Going a bit further with this categorization process of natural physical bodily engagements, there is also a secondary line of movements to take into consideration so as to have all bases of physical engagement covered. The formula for the secondary line of exercises to include in your full-body workout is:

Secondary Movement Categories:

Core – Grip – Neck

These areas of exercise are either left by the wayside by most trainees (especially Grip and Neck), or misunderstood and not seriously approached (particularly when it comes to Core training). A few light-duty sets of Dumbbell Wrist Curls or multiple sets of worthless Crunches for your abs just won’t cut it for the APO. And neck? Who even bothers with neck work, except grapplers? Why are these areas neglected by most trainees? Because they aren’t visual muscles to develop – no sporting a sexy neck or lower back at the beach, so who cares? That’s the prevailing treatment of these important areas of physical strength, and that’s too bad. Nevertheless, despite the common neglect of the secondary exercise movement categories, they certainly need to be included in a proper APO workout regimen as well. Let’s look at why.

Briefly, working out the Core is more than just doing some token abdominal exercise. When I refer to the Core, I am talking about the entire midsection of the body – from the hips to the bottom of the rib cage, both front and back. Again, this isn’t some silly quest to have a six pack for the beach. Properly working the Core is about tapping into its supportive and force-generating powers. A strong, well-developed Core supports the upper body in all its actions and loads, enables better balance and maintenance of your center of gravity, and is the starting point for all aggressive movements, through its bracing function. Think about it: all aggressive movement of the body starts with a tensing of the gut. The better and more efficiently you can tense your gut (and your lower back, which happens automatically), the more force you can generate in that movement as it radiates from the Core to the arms and legs. And again, as the biological “hinge” between the upper and lower bodies, the Core also serves as a control center for your body’s sense of balance, so having a well-established connection between the brain and the Core just by itself will automatically result in a better sense of balance and agility. Training balance and agility independently will add yet more quality to your abilities.

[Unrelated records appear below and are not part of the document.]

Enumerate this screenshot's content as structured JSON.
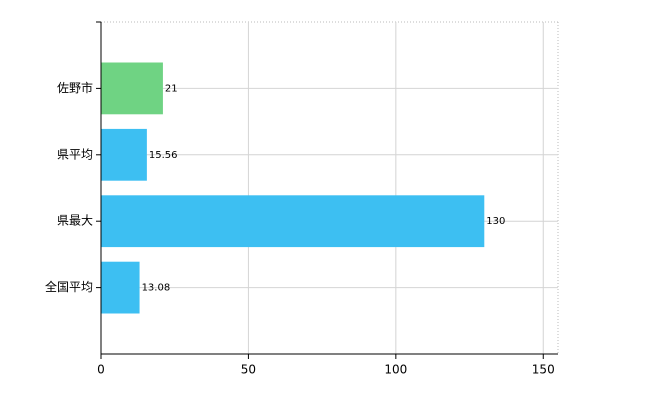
{
  "chart_data": {
    "type": "bar",
    "orientation": "horizontal",
    "categories": [
      "佐野市",
      "県平均",
      "県最大",
      "全国平均"
    ],
    "values": [
      21,
      15.56,
      130,
      13.08
    ],
    "colors": [
      "#6fd383",
      "#3dbff2",
      "#3dbff2",
      "#3dbff2"
    ],
    "xlim": [
      0,
      155
    ],
    "xticks": [
      0,
      50,
      100,
      150
    ],
    "grid": true
  }
}
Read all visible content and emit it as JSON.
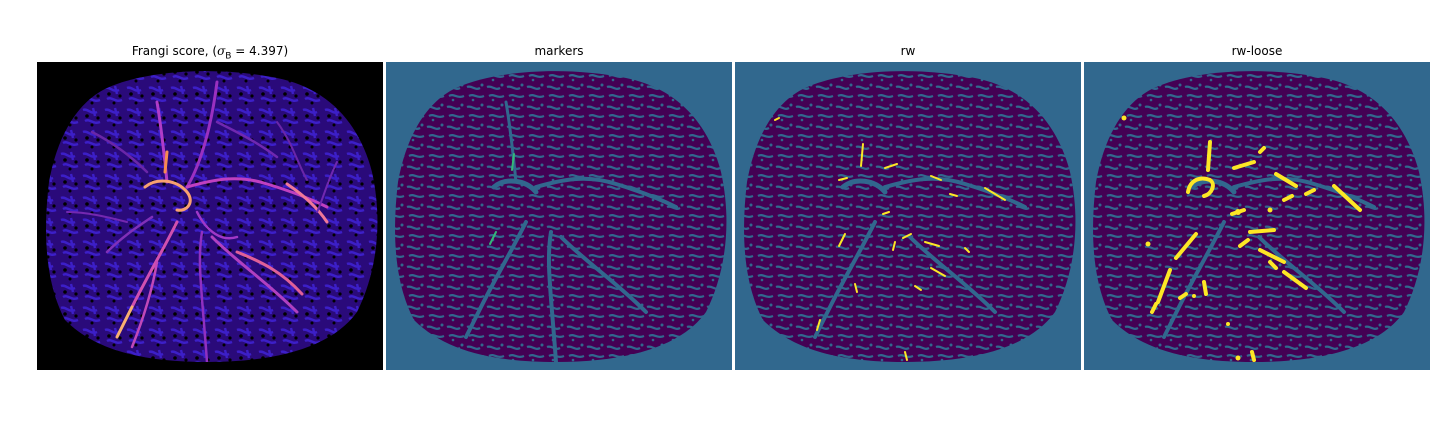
{
  "panels": [
    {
      "id": "frangi",
      "title_prefix": "Frangi score, (",
      "title_symbol": "σ",
      "title_subscript": "B",
      "title_suffix": " = 4.397)",
      "background_color": "#000000",
      "colormap": "magma"
    },
    {
      "id": "markers",
      "title": "markers",
      "background_color": "#31688e",
      "foreground_color": "#440154",
      "accent_color": "#35b779",
      "colormap": "viridis"
    },
    {
      "id": "rw",
      "title": "rw",
      "background_color": "#31688e",
      "foreground_color": "#440154",
      "accent_color": "#fde725",
      "colormap": "viridis"
    },
    {
      "id": "rw-loose",
      "title": "rw-loose",
      "background_color": "#31688e",
      "foreground_color": "#440154",
      "accent_color": "#fde725",
      "colormap": "viridis"
    }
  ]
}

Then, Grip is composed of both grasping strength and wrist strength. The benefit of a strong grip and wrist should be obvious – gripping is a key feature of any type of martial art, even shooting. Grip strength may save your life one day too, if you’re literally hanging for dear life in some chaotic AP-world scenario or are fighting hand-to-hand to the death with a determined enemy. And finally, Neck work is a worthy add-on to the secondary movements to develop the neck’s support role in withstanding harsh actions of the head (like getting rolled around), as well as the loading of the neck that occurs when you wear a ballistic helmet (especially outfitted with NOD’s).